Scottish advocate and judge

Alexander Featherstonhaugh Wylie, Lord Kinclaven (/ˈwaɪli...kɪnˈklævən/; born 2 June 1951) was a Senator of the College of Justice, a judge of the Supreme Courts of Scotland.

==Early life==
Wylie was educated at Perth Academy, Aberdeen Grammar School and the independent Kelvinside Academy, Glasgow, studied at the School of Law of the University of Edinburgh and qualified as a solicitor in 1976. He was admitted to the Faculty of Advocates in 1978.

==Legal career==
Wylie served as Standing Junior Counsel to the Accountant of Court from 1986 to 1989, and as an Advocate Depute from 1989 to 1992. He was called to the Bar in England and Wales in 1990 at Lincoln's Inn, and took silk in Scotland in 1991. He was appointed a part-time Sheriff and a member of the Scottish Council of Law Reporting in 2000, part-time Chairman of the Police Appeals Tribunal in 2001, and a member of the Scottish Criminal Cases Review Commission in 2004, remaining in all these positions until his appointment to the Bench in 2005.

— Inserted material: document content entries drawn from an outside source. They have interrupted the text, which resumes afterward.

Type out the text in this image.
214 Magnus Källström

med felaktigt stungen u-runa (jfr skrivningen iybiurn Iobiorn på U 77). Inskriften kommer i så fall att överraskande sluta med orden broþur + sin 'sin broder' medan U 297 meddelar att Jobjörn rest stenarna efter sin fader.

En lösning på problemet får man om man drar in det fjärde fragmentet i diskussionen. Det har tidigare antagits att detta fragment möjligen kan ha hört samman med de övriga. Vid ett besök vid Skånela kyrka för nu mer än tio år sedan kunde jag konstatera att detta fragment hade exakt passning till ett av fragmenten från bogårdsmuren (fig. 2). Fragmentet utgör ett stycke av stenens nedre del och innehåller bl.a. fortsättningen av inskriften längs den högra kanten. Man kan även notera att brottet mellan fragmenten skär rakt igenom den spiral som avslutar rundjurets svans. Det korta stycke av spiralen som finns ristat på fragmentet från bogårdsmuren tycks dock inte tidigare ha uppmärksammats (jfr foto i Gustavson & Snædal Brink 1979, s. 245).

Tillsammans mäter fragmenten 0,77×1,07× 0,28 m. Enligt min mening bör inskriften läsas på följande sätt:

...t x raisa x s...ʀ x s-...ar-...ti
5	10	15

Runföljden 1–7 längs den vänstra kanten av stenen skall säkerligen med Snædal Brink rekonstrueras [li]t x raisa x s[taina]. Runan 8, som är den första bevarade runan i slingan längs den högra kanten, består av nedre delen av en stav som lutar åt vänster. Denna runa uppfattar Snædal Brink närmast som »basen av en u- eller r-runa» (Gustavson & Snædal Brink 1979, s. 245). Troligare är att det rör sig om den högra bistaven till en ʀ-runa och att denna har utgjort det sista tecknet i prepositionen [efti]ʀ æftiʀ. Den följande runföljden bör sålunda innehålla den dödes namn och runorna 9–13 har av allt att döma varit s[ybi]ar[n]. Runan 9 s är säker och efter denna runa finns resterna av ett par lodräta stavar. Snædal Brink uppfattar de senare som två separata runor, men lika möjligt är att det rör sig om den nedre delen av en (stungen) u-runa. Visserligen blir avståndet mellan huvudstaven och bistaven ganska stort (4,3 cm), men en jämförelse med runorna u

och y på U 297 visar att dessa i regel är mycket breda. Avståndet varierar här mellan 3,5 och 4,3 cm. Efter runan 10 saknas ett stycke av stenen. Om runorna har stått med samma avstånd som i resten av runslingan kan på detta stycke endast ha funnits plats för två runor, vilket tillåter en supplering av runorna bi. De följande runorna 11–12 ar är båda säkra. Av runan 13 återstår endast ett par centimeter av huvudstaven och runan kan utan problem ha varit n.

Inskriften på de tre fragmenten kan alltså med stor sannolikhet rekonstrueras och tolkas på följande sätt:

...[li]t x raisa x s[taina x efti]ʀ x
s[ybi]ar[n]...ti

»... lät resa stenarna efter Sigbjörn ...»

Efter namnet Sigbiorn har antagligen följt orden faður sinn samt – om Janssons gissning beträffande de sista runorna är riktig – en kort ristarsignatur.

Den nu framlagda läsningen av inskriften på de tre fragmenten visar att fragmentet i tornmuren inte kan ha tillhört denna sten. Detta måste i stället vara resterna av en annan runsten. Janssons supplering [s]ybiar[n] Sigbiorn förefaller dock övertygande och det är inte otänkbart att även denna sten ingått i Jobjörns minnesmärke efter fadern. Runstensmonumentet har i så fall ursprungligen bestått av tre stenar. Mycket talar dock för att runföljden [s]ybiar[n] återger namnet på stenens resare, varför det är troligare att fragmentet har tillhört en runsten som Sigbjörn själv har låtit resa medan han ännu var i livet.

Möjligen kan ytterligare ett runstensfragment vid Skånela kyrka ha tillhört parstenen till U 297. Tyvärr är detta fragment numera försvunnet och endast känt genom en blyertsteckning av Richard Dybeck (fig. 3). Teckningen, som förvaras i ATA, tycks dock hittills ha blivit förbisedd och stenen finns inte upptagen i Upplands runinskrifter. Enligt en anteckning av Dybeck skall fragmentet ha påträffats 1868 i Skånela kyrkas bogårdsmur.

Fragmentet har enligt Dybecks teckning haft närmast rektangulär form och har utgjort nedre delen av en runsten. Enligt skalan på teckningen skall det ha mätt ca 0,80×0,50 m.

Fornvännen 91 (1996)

Wylie was appointed a Senator of the College of Justice in 2005, a judge of the Court of Session and High Court of Justiciary, with the judicial title, Lord Kinclaven. Kinclaven is a civil parish in Perthshire. He retired in 2020.

Lord Kinclaven was appointed Officer of the Order of the British Empire (OBE) in the 2017 New Year Honours for services to the introduction of the Scottish legal system in schools (pertaining to the mini trials competition for senior pupils).